A Triple-GEM Time Projection Chamber for Wide Field-of-View Hard X-ray Polarimetry: First Results
Davide Fiorina, Elisabetta Baracchini, Giorgio Dho, Paolo Soffitta, Samuele Torelli, David J. M. Marques, Enrico Costa, Sergio Fabiani, Fabio Muleri, Giovanni Mazzitelli, Atul Prajapati
TL;DR
This work demonstrates the feasibility of a CYGNO-inspired triple-GEM TPC with optical readout for wide-field hard X-ray polarimetry. By reconstructing photoelectron directions in the 10–60 keV range and extracting the modulation factor through deconvolved angular distributions, the study reports angular resolutions better than $<30^{\circ}$ above 10 keV and $<20^{\circ}$ for 20–60 keV, corresponding to modulation factors $μ$ of at least $0.6$ (10 keV) and $0.8$ (20–60 keV). Geant4-based simulations further show that Ar-rich gas mixtures can boost the figure of merit $μ\sqrt{ε}$ by up to a factor of ~4 compared with the CYGNO baseline, due to higher photoelectric cross sections. The results support the feasibility of rapid, wide-FoV hard X-ray polarimetry for transient events (e.g., GRBs, solar flares), with future refinements in gas composition, timing, and 3D tracking expected to enhance performance.
Abstract
We report on the development of a large-volume, wide field-of-view time projection chamber (TPC) for X-ray polarimetry, featuring a triple-GEM amplification stage and optical readout. Originally developed within the CYGNO program for directional dark matter searches, the system employs a scientific CMOS (sCMOS) camera and a photomultiplier tube (PMT) to collect secondary scintillation light produced during charge amplification.

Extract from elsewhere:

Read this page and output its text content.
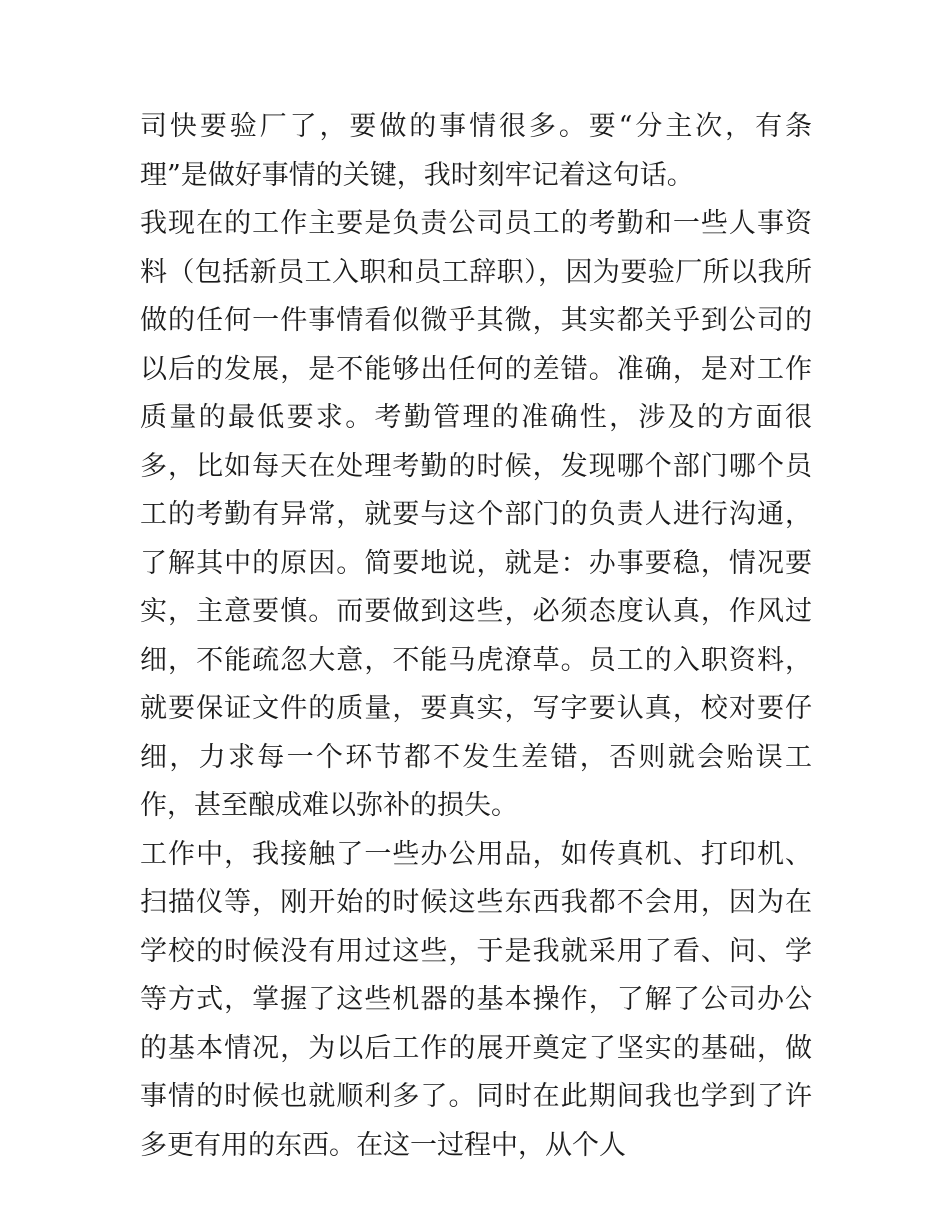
司快要验厂了，要做的事情很多。要“分主次，有条理”是做好事情的关键，我时刻牢记着这句话。

我现在的工作主要是负责公司员工的考勤和一些人事资料（包括新员工入职和员工辞职），因为要验厂所以我所做的任何一件事情看似微乎其微，其实都关乎到公司的以后的发展，是不能够出任何的差错。准确，是对工作质量的最低要求。考勤管理的准确性，涉及的方面很多，比如每天在处理考勤的时候，发现哪个部门哪个员工的考勤有异常，就要与这个部门的负责人进行沟通，了解其中的原因。简要地说，就是：办事要稳，情况要实，主意要慎。而要做到这些，必须态度认真，作风过细，不能疏忽大意，不能马虎潦草。员工的入职资料，就要保证文件的质量，要真实，写字要认真，校对要仔细，力求每一个环节都不发生差错，否则就会贻误工作，甚至酿成难以弥补的损失。

工作中，我接触了一些办公用品，如传真机、打印机、扫描仪等，刚开始的时候这些东西我都不会用，因为在学校的时候没有用过这些，于是我就采用了看、问、学等方式，掌握了这些机器的基本操作，了解了公司办公的基本情况，为以后工作的展开奠定了坚实的基础，做事情的时候也就顺利多了。同时在此期间我也学到了许多更有用的东西。在这一过程中，从个人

A prototype with a cylindrical active volume (radius 3.7 cm, height 5 cm) was tested at the INAF--IAPS calibration facility (Rome, Tor Vergata) to assess sensitivity to low-energy electron directionality. We fully reconstruct electrons in the 10-60 keV range, obtain angular resolutions as good as 15°, and infer modulation factors up to 0.9. These first results demonstrate robust photoelectron tracking at tens of keV with strong modulation, indicating that photoelectric-effect polarimetry can be extended to higher energies. This capability is promising for rapid transients (GRBs, solar flares) and would broaden the astrophysical reach of X-ray polarimetry.